Für den letzten Schritt, eine Andacht und ein Ritual zur Trauerbewältigung zu gestalten, ist etwas mehr Input durch die Lehrkraft nötig. Selbstverständlich kann auch hier von Erfahrungen der Lerngruppe ausgegangen werden. Im Allgemeinen zeigt sich aber, dass nur wenige Personen einer Klasse eine Idee davon haben, wie eine Andacht aufgebaut sein könnte und wie man sie in der Kita feiert. Hier empfiehlt es sich, eine Andacht vorzustellen oder einen Ablauf für eine Andacht gemeinsam zu erarbeiten (M 1). Rituale zur Trauerbewältigung (Steine bemalen, Luftballons steigen lassen, Karten schreiben bzw. malen, Trauerecke einrichten etc.) entwickeln die Klassen meist sehr schnell von selbst.
Projektarbeit: Trauerhandbuch erstellen
Im Anschluss an die Unterrichtssequenz erfolgt die Aufgabenstellung, ein Trauerhandbuch zu erarbeiten (M 2).
Die Erarbeitung erfolgt zu zweit und es stehen dafür ca. fünf Doppelstunden zur Verfügung.
Neben der Erarbeitung einer Andacht und eines Rituals gehören auch eine Buchrezension und die Planung eines Elternabends zur Aufgabenstellung. Für die Buchrezension sollte eine Reihe von Kinderbüchern zum Thema zur Verfügung gestellt werden, die die Schüler*innen lesen und anschauen können. Als Thema für die Gestaltung eines Elternabends wählen die Tandems häufig „Trauer bei Kindern“ aus und machen auf diese Weise fruchtbar, was im Unterricht besprochen wurde. Der Hinweis, noch ein oder zwei zusätzliche Seiten zu gestalten, die über den gegebenen Rahmen hinausgehen, ermöglicht es den Tandems, das Handbuch um Geschichten, Gedichte, Zeitungsartikel oder Videotipps etc. zu ergänzen.
Zusätzlich zur Aufgabenstellung ist es hilfreich, den Lerngruppen auch einen Kriterienkatalog an die Hand zu geben, auf dessen Grundlage dann die Bewertung erfolgt (M 3).
Nach Fertigstellung der Trauerhandbücher werden diese in der Klasse präsentiert.

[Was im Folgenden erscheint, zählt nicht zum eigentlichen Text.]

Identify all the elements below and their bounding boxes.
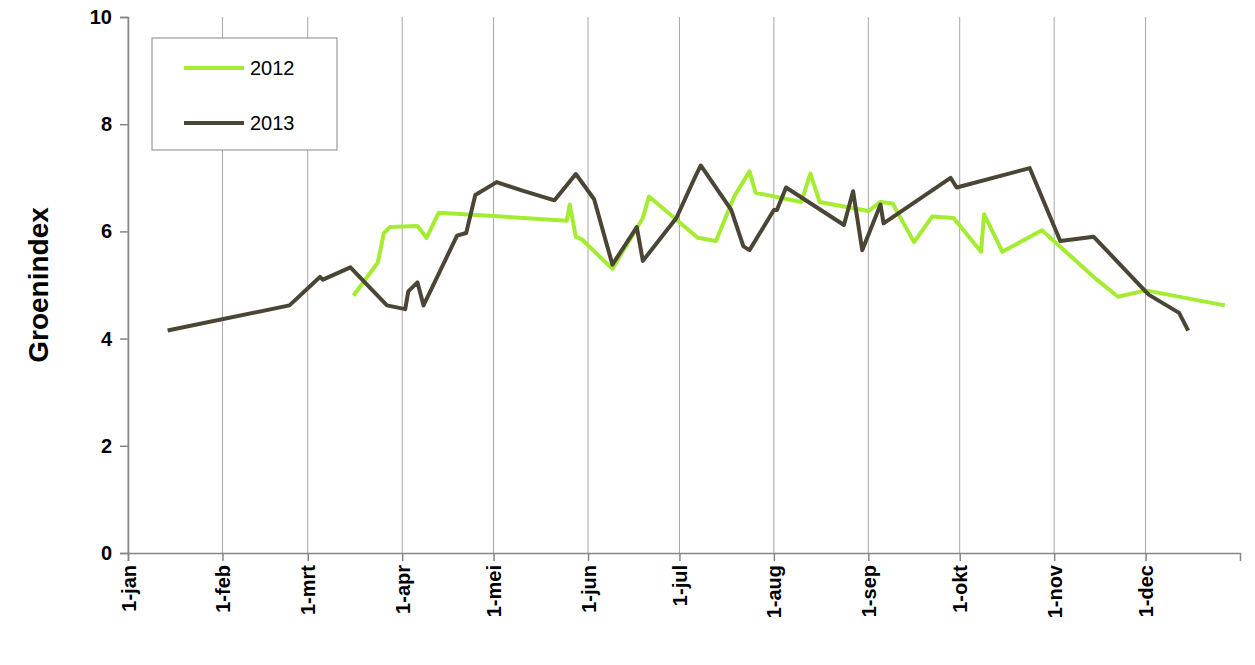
x-tick-mark [222, 553, 224, 561]
x-tick: 1-sep [858, 553, 880, 617]
y-tick-label: 4 [101, 328, 113, 350]
x-tick-mark [588, 553, 590, 561]
y-axis: 0 2 4 6 8 10 [90, 6, 129, 564]
y-tick: 2 [101, 435, 128, 457]
x-tick-label: 1-apr [392, 565, 414, 614]
grid-line [679, 17, 680, 553]
x-tick-mark [1054, 553, 1056, 561]
x-tick: 1-jun [578, 553, 600, 613]
x-tick: 1-apr [392, 553, 414, 614]
x-tick-label: 1-jan [118, 565, 140, 612]
legend: 2012 2013 [152, 38, 337, 150]
legend-label: 2013 [250, 112, 295, 134]
x-tick-mark [679, 553, 681, 561]
x-grid [128, 17, 1146, 553]
grid-line [1054, 17, 1055, 553]
grid-line [959, 17, 960, 553]
grid-line [773, 17, 774, 553]
x-tick-mark [493, 553, 495, 561]
y-axis-title: Groenindex [23, 207, 54, 363]
x-tick-label: 1-feb [212, 565, 234, 613]
x-tick: 1-jan [118, 553, 140, 612]
x-tick-mark [402, 553, 404, 561]
x-tick: 1-mei [483, 553, 505, 617]
x-tick-label: 1-aug [763, 565, 785, 618]
x-tick: 1-jul [669, 553, 691, 606]
x-tick-label: 1-jul [669, 565, 691, 606]
x-tick-label: 1-mei [483, 565, 505, 617]
y-tick-label: 0 [101, 542, 112, 564]
x-tick: 1-mrt [297, 553, 319, 615]
y-tick: 6 [101, 220, 128, 242]
x-tick-label: 1-dec [1135, 565, 1157, 617]
x-tick: 1-aug [763, 553, 785, 618]
grid-line [1145, 17, 1146, 553]
y-axis-line [120, 18, 129, 554]
x-tick: 1-feb [212, 553, 234, 613]
x-tick-mark [959, 553, 961, 561]
legend-box [152, 38, 337, 150]
y-tick: 4 [101, 328, 128, 350]
y-tick-mark [120, 124, 128, 126]
x-tick-mark [307, 553, 309, 561]
y-tick: 8 [101, 113, 128, 135]
x-tick-label: 1-nov [1044, 564, 1066, 618]
legend-swatch [184, 121, 244, 125]
y-tick-mark [120, 553, 128, 555]
plot: 1-jan 1-feb 1-mrt 1-apr 1-mei 1-jun 1-jul 1-aug… [90, 6, 1241, 618]
lines [168, 165, 1225, 330]
series-line [168, 165, 1189, 330]
y-tick-mark [120, 17, 128, 19]
x-tick-mark [868, 553, 870, 561]
grid-line [493, 17, 494, 553]
y-tick-mark [120, 338, 128, 340]
x-tick-label: 1-sep [858, 565, 880, 617]
grid-line [402, 17, 403, 553]
y-tick-mark [120, 446, 128, 448]
x-tick-label: 1-mrt [297, 565, 319, 615]
y-tick: 0 [101, 542, 128, 564]
x-tick-mark [1145, 553, 1147, 561]
x-tick: 1-dec [1135, 553, 1157, 617]
x-axis: 1-jan 1-feb 1-mrt 1-apr 1-mei 1-jun 1-jul 1-aug… [118, 553, 1241, 618]
grid-line [868, 17, 869, 553]
x-tick-label: 1-okt [949, 565, 971, 613]
grid-line [588, 17, 589, 553]
y-tick-label: 2 [101, 435, 112, 457]
x-tick: 1-nov [1044, 553, 1066, 618]
y-tick-mark [120, 231, 128, 233]
y-tick: 10 [90, 6, 128, 28]
legend-label: 2012 [250, 57, 295, 79]
chart: 1-jan 1-feb 1-mrt 1-apr 1-mei 1-jun 1-jul 1-aug… [0, 0, 1255, 665]
legend-swatch [184, 66, 244, 70]
x-tick-mark [774, 553, 776, 561]
x-axis-line [129, 554, 1241, 562]
x-tick-label: 1-jun [578, 565, 600, 613]
y-tick-label: 6 [101, 220, 112, 242]
x-tick: 1-okt [949, 553, 971, 613]
y-tick-label: 8 [101, 113, 112, 135]
y-tick-label: 10 [90, 6, 112, 28]
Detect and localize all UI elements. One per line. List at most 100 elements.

Lernen mit Kopf, Herz und Hand
Ein Trauerhandbuch zu erarbeiten, ist eine Aufgabe, bei der theoretische Unterrichtsinhalte für eine konkrete Situation in der Kita fruchtbar gemacht werden können. Darüber hinaus bietet die Aufgabe die Möglichkeit, auch eigene Ideen zum Thema zu entwickeln und diese auf die Situation in der Kita zu beziehen. Ist das Trauerhandbuch fertig, kann es in der Kita hinterlegt oder für die spätere eigene Arbeit aufgehoben werden. Kommt es dann im Alltag zu einer entsprechenden Situation, ist man auf diese vorbereitet und kann schnell methodisch und inhaltlich reagieren.
Die Aufgabe ist bewusst als Partner*innenarbeit gestellt. Die Tandems müssen sich auf diese Weise auf Inhalte verständigen, die Arbeit aufteilen und eine Gestaltungsidee für das Trauerhandbuch entwickeln. Die zur Verfügung gestellten fünf Doppelstunden reichen in der Regel nur für die inhaltliche Abstimmung der Tandems aus. Das Verfassen eigener Texte und die Gestaltung der Seiten erfolgt außerhalb der Unterrichtszeit.
Die Ergebnisse sind häufig liebevoll gestaltete Seiten mit Texten, die eher umgangssprachlich formuliert und natürlich auch nicht ohne Interpunktions- und Orthografiefehler sind. Trotzdem sind die Handbücher aussagekräftig und im Ernstfall einsetzbar. Da nicht alle Schüler*innen in der Lage sind, Seiten mit einem Computer zu gestalten, lasse ich offen, ob elektronisch oder mit der Hand oder in einer Kombination aus beidem gearbeitet wird.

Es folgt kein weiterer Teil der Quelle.